De Bewaarder is ook de Vernietiger. Hij slaat Zijn vijanden op de kroon van hun trots. Het vrouwenzaad vermorzelt de slangenkop. Er is geen verweer tegen de Heere, Hij kan de hoge helmkammen van Zijn hooghartige vijanden treffen met totale vernietiging. Hij bedekt het hoofd van Zijn dienaren, maar verbrijzelt het hoofd van Zijn vijanden. Bij de wederkomst van de Heere Jezus zullen Zijn vijanden Zijn oordelen onvoorstelbaar vreselijk vinden. De machten van het kwaad mogen naar de verste einden der aarde vluchten, maar de Heere zal hen gevangennemen en hen geketend terugvoeren om Zijn zegestoet te sieren. De meest volledige en verschrikkelijke wraak zal aan het verdrukte volk worden toegekend. De nederlaag van de vijand zou zo verpletterend zijn dat de honden hun bloed zouden likken.
In het lied was de opmars van de Heere beschreven; vrienden en vijanden hadden Zijn vorderingen met de ark en Zijn volk gezien. Wij nemen aan dat de stoet nu de heuvel op ging, en de voorhof binnenging waarin de tabernakel van de ark was opgeslagen; het was passend om op dit moment zingend te verklaren dat de stammen de roemrijke opmars van de Heere hadden gezien terwijl Hij Zijn volk leidde. De schitterende optocht van de ark, die de troon van de grote Koning symboliseerde, klom voor de ogen van mensen en engelen omhoog naar de heilige plaats; en de psalmist richt zich er opgetogen op alvorens er een beschrijving van te geven. De hele natuur en de voorzienigheid vormen, als het ware, een optocht die aanwezig is als de grote Heere deze lagere wereld bezoekt. Winter en zomer, zon en maan, storm en kalmte, en alle gevarieerde gloriemomenten van de natuur vergroten de pracht van de Koning der koningen, Wiens heerschappij geen einde kent.

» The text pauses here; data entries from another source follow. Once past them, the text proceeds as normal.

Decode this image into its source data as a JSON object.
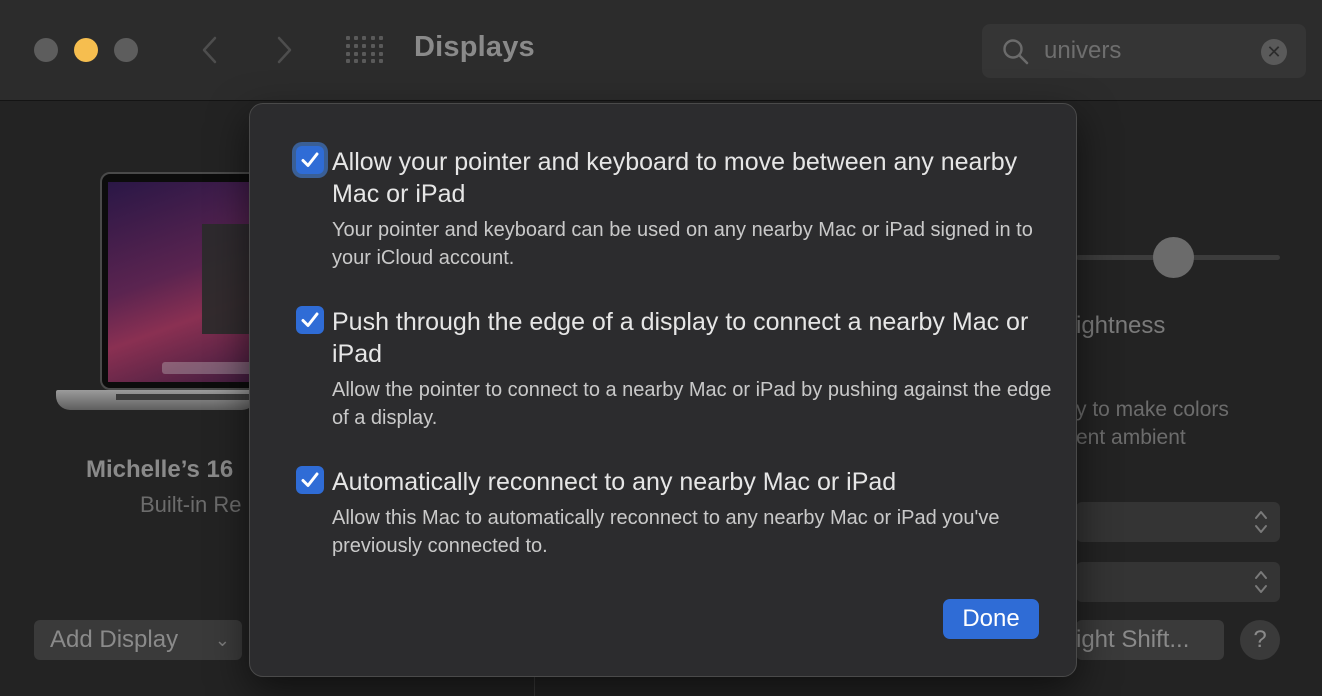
{
  "window": {
    "title": "Displays",
    "traffic_lights": {
      "close_color": "#5d5d5d",
      "minimize_color": "#f6be4f",
      "zoom_color": "#5d5d5d"
    },
    "nav": {
      "back_icon": "chevron-left-icon",
      "forward_icon": "chevron-right-icon",
      "grid_icon": "show-all-grid-icon"
    },
    "search": {
      "value": "univers",
      "icon": "search-icon",
      "clear_icon": "clear-circle-icon",
      "clear_glyph": "✕"
    }
  },
  "left_panel": {
    "device_name": "Michelle’s 16",
    "device_subtitle": "Built-in Re",
    "add_display_label": "Add Display",
    "add_display_chevron": "⌄"
  },
  "right_panel": {
    "brightness_label": "ightness",
    "ambient_line1": "y to make colors",
    "ambient_line2": "ent ambient",
    "night_shift_label": "ight Shift...",
    "help_label": "?"
  },
  "sheet": {
    "options": [
      {
        "title": "Allow your pointer and keyboard to move between any nearby Mac or iPad",
        "description": "Your pointer and keyboard can be used on any nearby Mac or iPad signed in to your iCloud account.",
        "checked": true
      },
      {
        "title": "Push through the edge of a display to connect a nearby Mac or iPad",
        "description": "Allow the pointer to connect to a nearby Mac or iPad by pushing against the edge of a display.",
        "checked": true
      },
      {
        "title": "Automatically reconnect to any nearby Mac or iPad",
        "description": "Allow this Mac to automatically reconnect to any nearby Mac or iPad you've previously connected to.",
        "checked": true
      }
    ],
    "done_label": "Done",
    "accent_color": "#2f6cd6"
  }
}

Laat het verzamelde gezelschap de God verheerlijken Wiens ark zij volgden. Verenigde lof is als het gemengde reukwerk dat Aaron maakte; het moet geheel aan God worden aangeboden. Hij zegent ons; laat Hij geloofd worden. O blijde dag waarop alle gelovigen één zullen zijn rond de ark van de Heere, met niets anders bezig dan met de verheerlijking van de God der genade!
Overweging:
Het moet een vast onderdeel van onze bezigheden zijn dat we ons verenigen in gebed om toekomstige gunstbewijzen. Wij zijn niet zo sterk, als individuen en als vergaderingen, dat er geen ruimte voor groei zou zijn; en dat is het juiste doel van het gebed. God heeft een groot werk voor ons verricht in onze wedergeboorte. God heeft veel tot stand gebracht voor ons als kerk, door ons groei, respect en een plaats op aarde te geven. Bid dat elk daarvan mag toenemen.